![]() |
|
|
>
The 20th century presented Lutheran church musicians with substantial challenges. Worldwide political and social upheaval, along with Romanticism’s collapse, forced people and institutions, including the church, to reassess basic questions of identity and purpose. Was the church simply a gathering of individuals generally committed to humanitarian principles not always clearly connected to the specific will and purpose of God? Was the life of faith primarily a private issue that had no place or anything to say in the public arena? Lutheranism began an intensive investigation of its theological, liturgical, and musical roots. The Enlightenment and Rationalism–along with North American frontier pragmatism–left the liturgy a pale imitation of its rugged, lively expression of 16th-century evangelical catholicism. In Europe and in North America, various scholars plumbed the rich depths of the tradition.
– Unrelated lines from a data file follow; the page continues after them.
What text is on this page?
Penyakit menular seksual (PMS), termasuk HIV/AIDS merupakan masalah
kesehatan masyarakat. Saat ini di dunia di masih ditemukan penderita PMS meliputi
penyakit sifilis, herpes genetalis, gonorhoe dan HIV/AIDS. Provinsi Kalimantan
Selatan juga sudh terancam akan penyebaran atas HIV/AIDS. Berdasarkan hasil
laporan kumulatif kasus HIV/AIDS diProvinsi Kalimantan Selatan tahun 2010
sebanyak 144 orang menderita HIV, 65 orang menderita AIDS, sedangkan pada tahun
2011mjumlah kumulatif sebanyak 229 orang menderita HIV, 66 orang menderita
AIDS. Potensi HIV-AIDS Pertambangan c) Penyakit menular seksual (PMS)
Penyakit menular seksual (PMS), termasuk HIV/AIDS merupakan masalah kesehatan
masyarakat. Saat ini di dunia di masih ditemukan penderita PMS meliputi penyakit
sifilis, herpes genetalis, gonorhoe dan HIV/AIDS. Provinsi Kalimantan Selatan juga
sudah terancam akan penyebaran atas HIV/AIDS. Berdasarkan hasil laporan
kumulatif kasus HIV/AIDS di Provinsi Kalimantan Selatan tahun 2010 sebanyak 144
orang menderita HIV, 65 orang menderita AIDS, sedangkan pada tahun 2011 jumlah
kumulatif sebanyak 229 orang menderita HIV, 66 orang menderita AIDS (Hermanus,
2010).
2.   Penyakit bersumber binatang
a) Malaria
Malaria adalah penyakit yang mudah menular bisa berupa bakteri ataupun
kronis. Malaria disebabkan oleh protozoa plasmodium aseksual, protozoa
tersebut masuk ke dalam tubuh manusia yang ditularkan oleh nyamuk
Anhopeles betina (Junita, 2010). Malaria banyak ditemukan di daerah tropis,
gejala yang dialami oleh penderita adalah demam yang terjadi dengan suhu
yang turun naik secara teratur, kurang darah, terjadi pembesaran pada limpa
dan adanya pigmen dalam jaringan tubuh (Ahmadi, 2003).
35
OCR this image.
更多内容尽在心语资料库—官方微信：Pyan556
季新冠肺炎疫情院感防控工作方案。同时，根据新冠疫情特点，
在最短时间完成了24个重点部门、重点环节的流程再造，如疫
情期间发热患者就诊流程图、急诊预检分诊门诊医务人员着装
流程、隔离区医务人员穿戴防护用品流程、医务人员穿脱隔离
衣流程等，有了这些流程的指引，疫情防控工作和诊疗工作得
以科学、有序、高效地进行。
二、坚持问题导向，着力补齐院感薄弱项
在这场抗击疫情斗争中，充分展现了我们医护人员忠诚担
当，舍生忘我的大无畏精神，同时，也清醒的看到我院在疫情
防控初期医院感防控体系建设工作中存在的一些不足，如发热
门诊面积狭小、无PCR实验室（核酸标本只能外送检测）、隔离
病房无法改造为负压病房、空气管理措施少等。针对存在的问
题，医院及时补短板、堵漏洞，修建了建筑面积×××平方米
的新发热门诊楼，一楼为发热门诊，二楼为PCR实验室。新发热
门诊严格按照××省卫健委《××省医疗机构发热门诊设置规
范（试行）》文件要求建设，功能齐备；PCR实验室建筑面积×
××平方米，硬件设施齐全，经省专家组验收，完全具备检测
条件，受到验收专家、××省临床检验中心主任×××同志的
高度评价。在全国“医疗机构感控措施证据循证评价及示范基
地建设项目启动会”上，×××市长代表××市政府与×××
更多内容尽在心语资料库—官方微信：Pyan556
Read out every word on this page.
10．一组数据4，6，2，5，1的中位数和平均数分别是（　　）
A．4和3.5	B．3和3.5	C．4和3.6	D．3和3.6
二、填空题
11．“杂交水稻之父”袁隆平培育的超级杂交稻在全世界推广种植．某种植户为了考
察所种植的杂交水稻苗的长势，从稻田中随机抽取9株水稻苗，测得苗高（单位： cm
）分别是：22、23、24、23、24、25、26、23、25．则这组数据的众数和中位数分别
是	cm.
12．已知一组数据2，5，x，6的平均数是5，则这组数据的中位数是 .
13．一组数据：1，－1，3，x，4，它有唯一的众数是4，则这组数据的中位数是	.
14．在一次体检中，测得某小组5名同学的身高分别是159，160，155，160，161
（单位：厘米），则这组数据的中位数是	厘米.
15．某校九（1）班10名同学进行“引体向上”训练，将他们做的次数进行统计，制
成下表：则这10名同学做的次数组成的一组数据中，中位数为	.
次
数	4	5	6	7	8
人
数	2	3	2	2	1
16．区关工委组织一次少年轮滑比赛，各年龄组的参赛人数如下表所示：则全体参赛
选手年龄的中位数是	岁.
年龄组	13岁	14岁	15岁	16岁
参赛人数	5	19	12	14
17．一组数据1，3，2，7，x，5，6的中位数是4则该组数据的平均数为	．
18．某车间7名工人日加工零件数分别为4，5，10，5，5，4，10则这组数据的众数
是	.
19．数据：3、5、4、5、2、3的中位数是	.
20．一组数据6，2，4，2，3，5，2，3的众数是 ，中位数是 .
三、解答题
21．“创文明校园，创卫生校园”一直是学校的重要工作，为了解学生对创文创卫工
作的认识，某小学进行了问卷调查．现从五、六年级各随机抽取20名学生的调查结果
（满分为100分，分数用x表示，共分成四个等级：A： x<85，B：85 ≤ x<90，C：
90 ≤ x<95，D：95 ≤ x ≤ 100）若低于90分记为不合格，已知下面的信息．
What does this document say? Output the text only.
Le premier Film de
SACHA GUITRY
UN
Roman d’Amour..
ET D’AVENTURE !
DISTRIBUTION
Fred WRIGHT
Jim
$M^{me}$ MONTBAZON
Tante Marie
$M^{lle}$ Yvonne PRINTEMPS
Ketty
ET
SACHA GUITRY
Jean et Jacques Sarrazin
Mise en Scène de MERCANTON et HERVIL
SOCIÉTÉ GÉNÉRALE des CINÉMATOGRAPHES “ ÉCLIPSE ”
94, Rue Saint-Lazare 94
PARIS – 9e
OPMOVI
Once again they affirmed the liturgy as the "holy conversation" in proclaimed and sacramental Word as Luther described in his "Sermon at the Dedication of the Castle Church in Torgau" and in the Confessions. The various "folk churches" of Lutheranism began to reclaim their cultural, liturgical, and musical heritage. "Returning to the roots" spawned a host of liturgical and musical studies that served to recover much of the tradition and to chart new and fresh directions in liturgy and music. Every aspect of the church’s life came under scrutiny, including architecture, liturgical forms, hymns, and music. The landmark "Common Service" of 1888––formed from the rich liturgical heritage of the Reformation era––provided the foundation for 20th-century revisions of worship books and for the recovery of a still virile tradition. Various liturgical and musical societies, congresses, and commissions, such as the Lutheran Liturgical Association, were established in the process. They provided forums for inter-Lutheran, ecumenical, and international discussion. Eventually, these commissions published documents and statements of practices that continue to guide and shape the liturgical and musical life of the Lutheran Church.